Raising a Boy: “Help! My Little Boy is Now a Teen!”

Posted in Adminstration, Adolescent., Communication, Dad Role, Teenager, Teens on September 20th, 2010 by AnonymousDad – 3 Comments

Raising a Boy Family DiscussionOver on Facebook, a friend posted a slightly-but-not-really tongue-in-cheek mini rant about raising a boy who is about to become a teenager. In essence, the father says he (dad) is not ready. Of course, he received lots of virtual hugs from his friends and a few bizarre notes about how he’ll need to start using herbs to control his son’s hormones. Others less radical folks suggested keeping baby pictures around to remember when the boy couldn’t talk. Raising boys requires attention but not fear. I answered him with the list that follows.

These are some truths about teenage boys:

They take work.

They’re not monsters to be caged. They remain in desperate need of the love of a parent.

They really don’t know why they do some things- it’s brain biology. He reacts as nature made him.

Choose your battles. Reward with attention and genuine interest frequently,


Ask questions and be silent long enough to get an answer (24 hours is not too long.)
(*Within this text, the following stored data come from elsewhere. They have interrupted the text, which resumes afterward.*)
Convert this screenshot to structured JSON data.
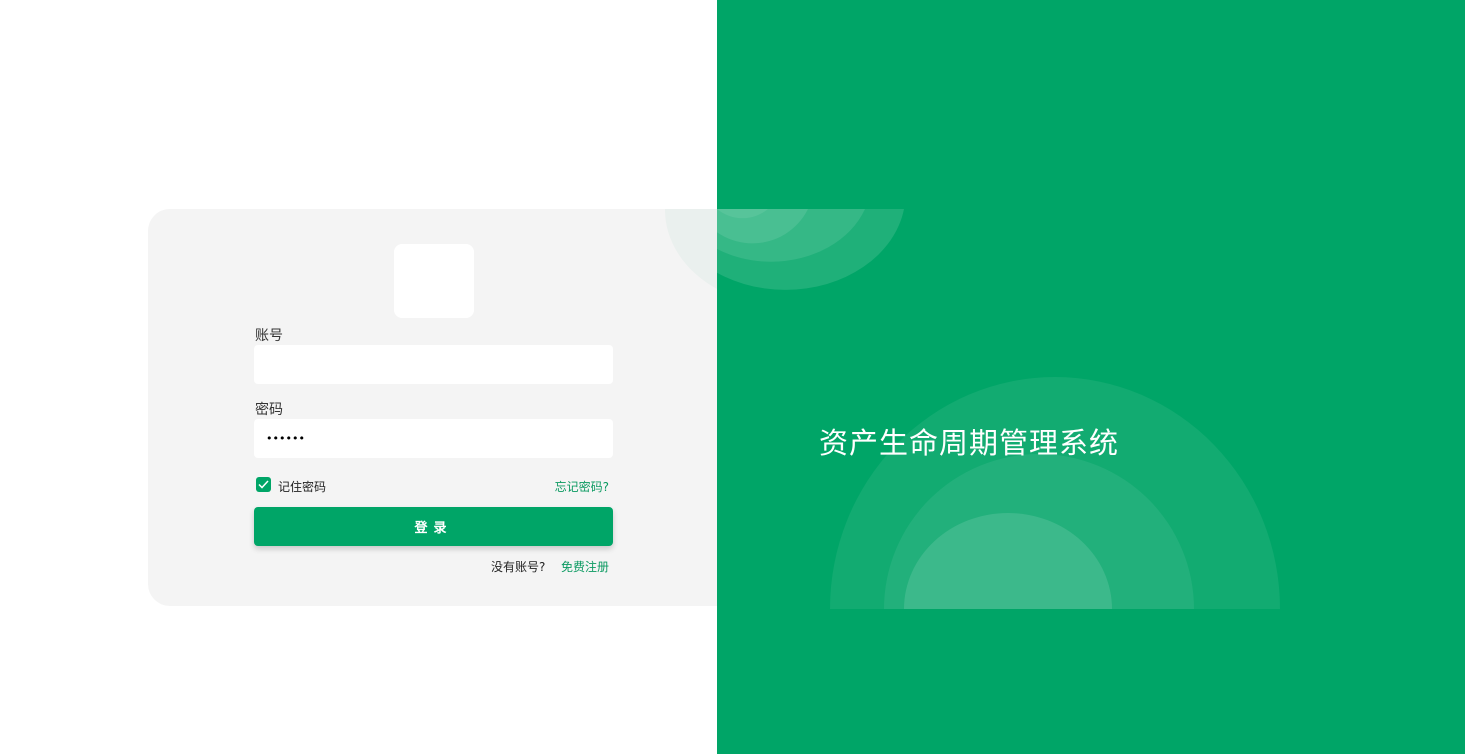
{
  "app": {
    "title": "资产生命周期管理系统"
  },
  "login_form": {
    "account_label": "账号",
    "account_value": "",
    "password_label": "密码",
    "password_value": "••••••",
    "remember_label": "记住密码",
    "remember_checked": true,
    "forgot_label": "忘记密码?",
    "login_button": "登录",
    "no_account_text": "没有账号?",
    "register_link": "免费注册"
  },
  "colors": {
    "brand_green": "#00a567",
    "card_bg": "#f4f4f4",
    "link_green": "#0b9a61"
  }
}
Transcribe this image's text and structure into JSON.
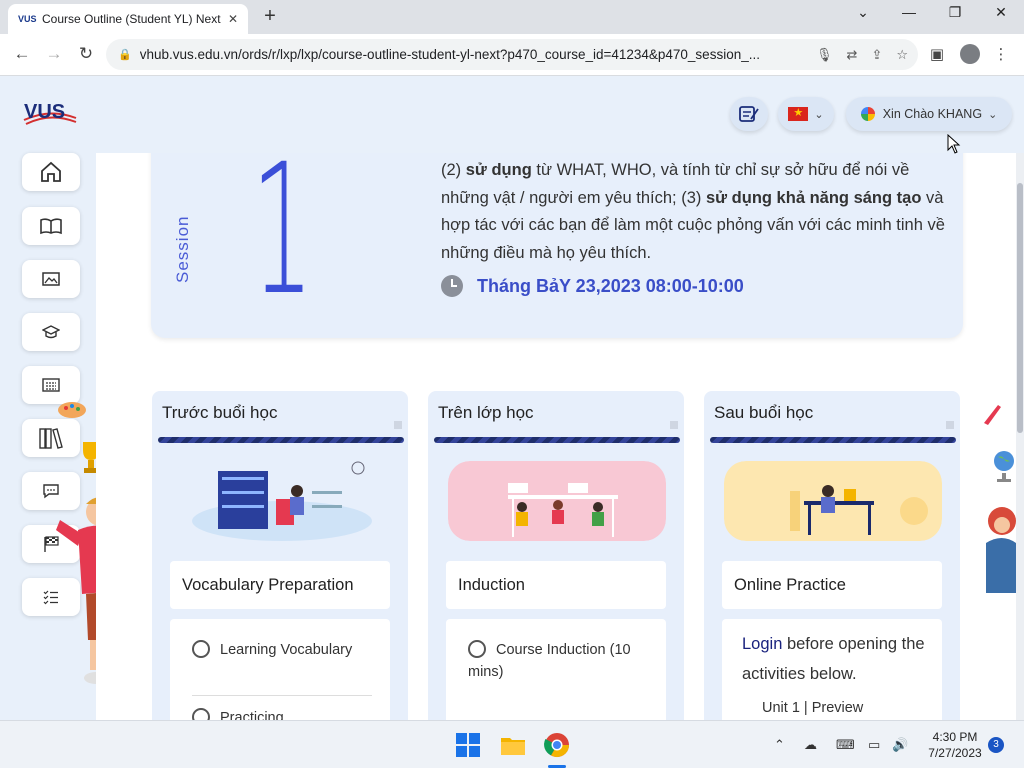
{
  "browser": {
    "tab_title": "Course Outline (Student YL) Next",
    "tab_favicon": "VUS",
    "url": "vhub.vus.edu.vn/ords/r/lxp/lxp/course-outline-student-yl-next?p470_course_id=41234&p470_session_..."
  },
  "header": {
    "logo_text": "VUS",
    "greeting": "Xin Chào KHANG"
  },
  "session": {
    "label": "Session",
    "number": "1",
    "desc_part1": "(2) ",
    "desc_bold1": "sử dụng",
    "desc_part2": " từ WHAT, WHO, và tính từ chỉ sự sở hữu để nói về những vật / người em yêu thích; (3) ",
    "desc_bold2": "sử dụng khả năng sáng tạo",
    "desc_part3": " và hợp tác với các bạn để làm một cuộc phỏng vấn với các minh tinh về những điều mà họ yêu thích.",
    "datetime": "Tháng BảY 23,2023 08:00-10:00"
  },
  "phases": [
    {
      "title": "Trước buổi học",
      "activity": "Vocabulary Preparation",
      "items": [
        "Learning Vocabulary",
        "Practicing"
      ]
    },
    {
      "title": "Trên lớp học",
      "activity": "Induction",
      "items": [
        "Course Induction (10 mins)"
      ]
    },
    {
      "title": "Sau buổi học",
      "activity": "Online Practice",
      "login_link": "Login",
      "login_text": " before opening the activities below.",
      "unit_item": "Unit 1 | Preview"
    }
  ],
  "taskbar": {
    "time": "4:30 PM",
    "date": "7/27/2023",
    "notifications": "3"
  },
  "colors": {
    "accent": "#3b4fd8",
    "page_bg": "#e8f0fa",
    "card_bg": "#e7effb",
    "stripe": "#1f2e6b"
  }
}
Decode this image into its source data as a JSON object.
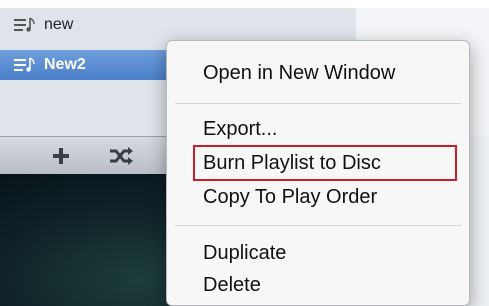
{
  "sidebar": {
    "items": [
      {
        "label": "new",
        "selected": false
      },
      {
        "label": "New2",
        "selected": true
      }
    ]
  },
  "toolbar": {
    "add_icon": "plus-icon",
    "shuffle_icon": "shuffle-icon"
  },
  "context_menu": {
    "groups": [
      [
        "Open in New Window"
      ],
      [
        "Export...",
        "Burn Playlist to Disc",
        "Copy To Play Order"
      ],
      [
        "Duplicate",
        "Delete"
      ]
    ],
    "highlighted": "Burn Playlist to Disc",
    "highlight_color": "#c8202a"
  }
}
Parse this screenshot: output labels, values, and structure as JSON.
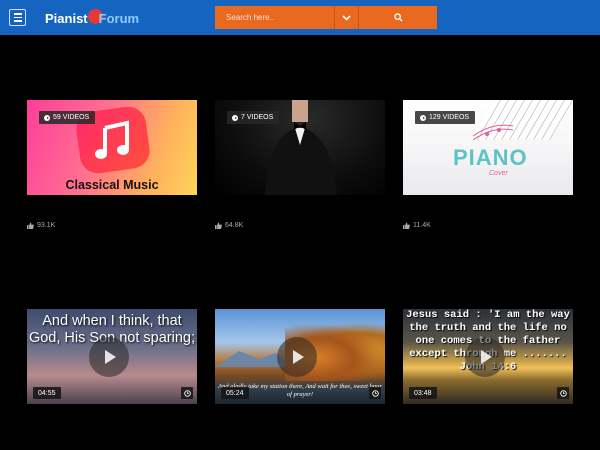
{
  "header": {
    "logo_text_1": "Pianist",
    "logo_text_2": "Forum",
    "search_placeholder": "Search here..",
    "accent_color": "#1565c0",
    "search_color": "#e8691f"
  },
  "playlists": [
    {
      "count_label": "59 VIDEOS",
      "likes": "93.1K",
      "title_art": "Classical Music"
    },
    {
      "count_label": "7 VIDEOS",
      "likes": "64.8K"
    },
    {
      "count_label": "129 VIDEOS",
      "likes": "11.4K",
      "title_art": "PIANO",
      "sub_art": "Cover"
    }
  ],
  "videos": [
    {
      "duration": "04:55",
      "overlay": "And when I think, that God, His Son not sparing;"
    },
    {
      "duration": "05:24",
      "overlay": "And gladly take my station there, And wait for thee, sweet hour of prayer!"
    },
    {
      "duration": "03:48",
      "overlay": "Jesus said : 'I am the way the truth and the life no one comes to the father except through me ....... John 14:6"
    }
  ]
}
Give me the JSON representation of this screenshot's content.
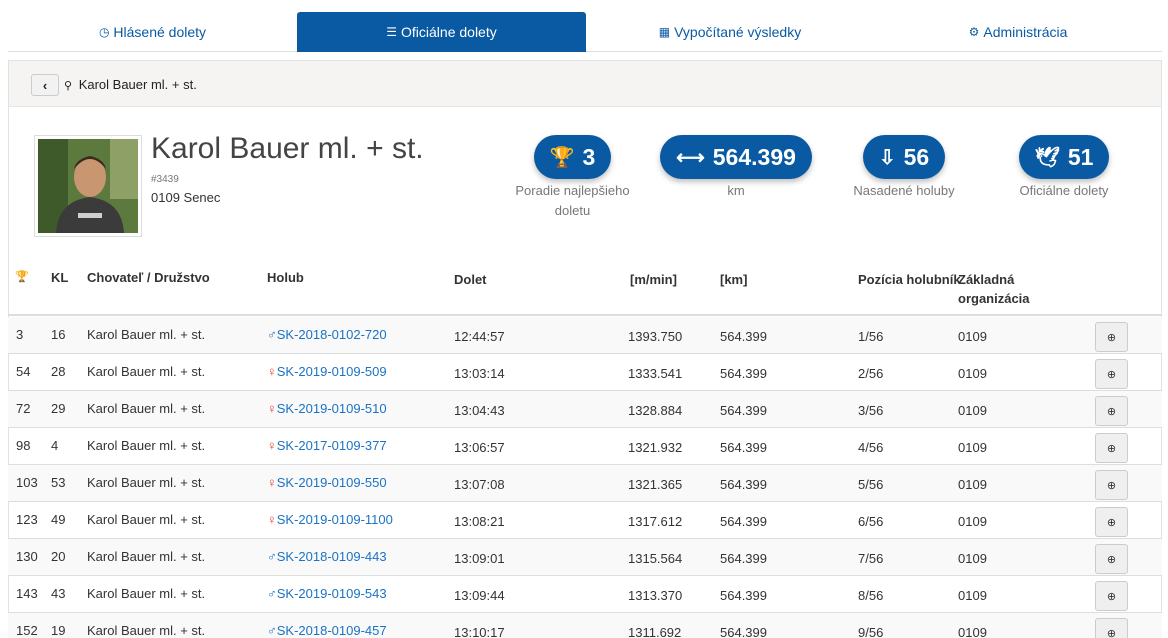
{
  "tabs": [
    {
      "label": "Hlásené dolety",
      "icon": "clock-icon",
      "glyph": "◷",
      "active": false
    },
    {
      "label": "Oficiálne dolety",
      "icon": "database-icon",
      "glyph": "☰",
      "active": true
    },
    {
      "label": "Vypočítané výsledky",
      "icon": "table-icon",
      "glyph": "▦",
      "active": false
    },
    {
      "label": "Administrácia",
      "icon": "cogs-icon",
      "glyph": "⚙",
      "active": false
    }
  ],
  "breadcrumb": {
    "back_glyph": "‹",
    "search_glyph": "⚲",
    "text": "Karol Bauer ml. + st."
  },
  "profile": {
    "name": "Karol Bauer ml. + st.",
    "reg_no": "#3439",
    "club": "0109 Senec"
  },
  "stats": [
    {
      "value": "3",
      "label": "Poradie najlepšieho doletu",
      "icon": "trophy-icon",
      "glyph": "🏆"
    },
    {
      "value": "564.399",
      "label": "km",
      "icon": "arrows-horizontal-icon",
      "glyph": "⟷"
    },
    {
      "value": "56",
      "label": "Nasadené holuby",
      "icon": "inbox-in-icon",
      "glyph": "⇩"
    },
    {
      "value": "51",
      "label": "Oficiálne dolety",
      "icon": "dove-clock-icon",
      "glyph": "🕊"
    }
  ],
  "table": {
    "headers": {
      "rank_icon": "trophy-icon",
      "rank_glyph": "🏆",
      "kl": "KL",
      "breeder": "Chovateľ / Družstvo",
      "pigeon": "Holub",
      "time": "Dolet",
      "speed": "[m/min]",
      "km": "[km]",
      "pos": "Pozícia holubník",
      "org_line1": "Základná",
      "org_line2": "organizácia"
    },
    "rows": [
      {
        "rank": "3",
        "kl": "16",
        "breeder": "Karol Bauer ml. + st.",
        "sex": "♂",
        "ring": "SK-2018-0102-720",
        "time": "12:44:57",
        "speed": "1393.750",
        "km": "564.399",
        "pos": "1/56",
        "org": "0109"
      },
      {
        "rank": "54",
        "kl": "28",
        "breeder": "Karol Bauer ml. + st.",
        "sex": "♀",
        "ring": "SK-2019-0109-509",
        "time": "13:03:14",
        "speed": "1333.541",
        "km": "564.399",
        "pos": "2/56",
        "org": "0109"
      },
      {
        "rank": "72",
        "kl": "29",
        "breeder": "Karol Bauer ml. + st.",
        "sex": "♀",
        "ring": "SK-2019-0109-510",
        "time": "13:04:43",
        "speed": "1328.884",
        "km": "564.399",
        "pos": "3/56",
        "org": "0109"
      },
      {
        "rank": "98",
        "kl": "4",
        "breeder": "Karol Bauer ml. + st.",
        "sex": "♀",
        "ring": "SK-2017-0109-377",
        "time": "13:06:57",
        "speed": "1321.932",
        "km": "564.399",
        "pos": "4/56",
        "org": "0109"
      },
      {
        "rank": "103",
        "kl": "53",
        "breeder": "Karol Bauer ml. + st.",
        "sex": "♀",
        "ring": "SK-2019-0109-550",
        "time": "13:07:08",
        "speed": "1321.365",
        "km": "564.399",
        "pos": "5/56",
        "org": "0109"
      },
      {
        "rank": "123",
        "kl": "49",
        "breeder": "Karol Bauer ml. + st.",
        "sex": "♀",
        "ring": "SK-2019-0109-1100",
        "time": "13:08:21",
        "speed": "1317.612",
        "km": "564.399",
        "pos": "6/56",
        "org": "0109"
      },
      {
        "rank": "130",
        "kl": "20",
        "breeder": "Karol Bauer ml. + st.",
        "sex": "♂",
        "ring": "SK-2018-0109-443",
        "time": "13:09:01",
        "speed": "1315.564",
        "km": "564.399",
        "pos": "7/56",
        "org": "0109"
      },
      {
        "rank": "143",
        "kl": "43",
        "breeder": "Karol Bauer ml. + st.",
        "sex": "♂",
        "ring": "SK-2019-0109-543",
        "time": "13:09:44",
        "speed": "1313.370",
        "km": "564.399",
        "pos": "8/56",
        "org": "0109"
      },
      {
        "rank": "152",
        "kl": "19",
        "breeder": "Karol Bauer ml. + st.",
        "sex": "♂",
        "ring": "SK-2018-0109-457",
        "time": "13:10:17",
        "speed": "1311.692",
        "km": "564.399",
        "pos": "9/56",
        "org": "0109"
      }
    ],
    "detail_icon": "zoom-in-icon",
    "detail_glyph": "⊕"
  },
  "colors": {
    "primary": "#0a5aa3",
    "link": "#1a73c4",
    "female": "#e0413a"
  }
}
You can do this, parent. Keep breathing. Raising a baby boy as an infant is more demanding than a teen boy.

Don’t remember the baby in replacement of enjoying the emerging man.

Don’t try to drug or herbal him into submissiveness without a strong medical need. Boys are boys and that’s okay. Seven to ten massive testosterone surges/injections a day would make you a bit unpredictable, too.

Speak slower. Listen faster.

Decide in tandem with him instead of at him.

Save the crisis mode for a real crisis happening. Every time you want to yell, speak even more quietly.

I think this is a the beginning of many more lists on raising a boy. What would you add to this list? Use the comments and tell us.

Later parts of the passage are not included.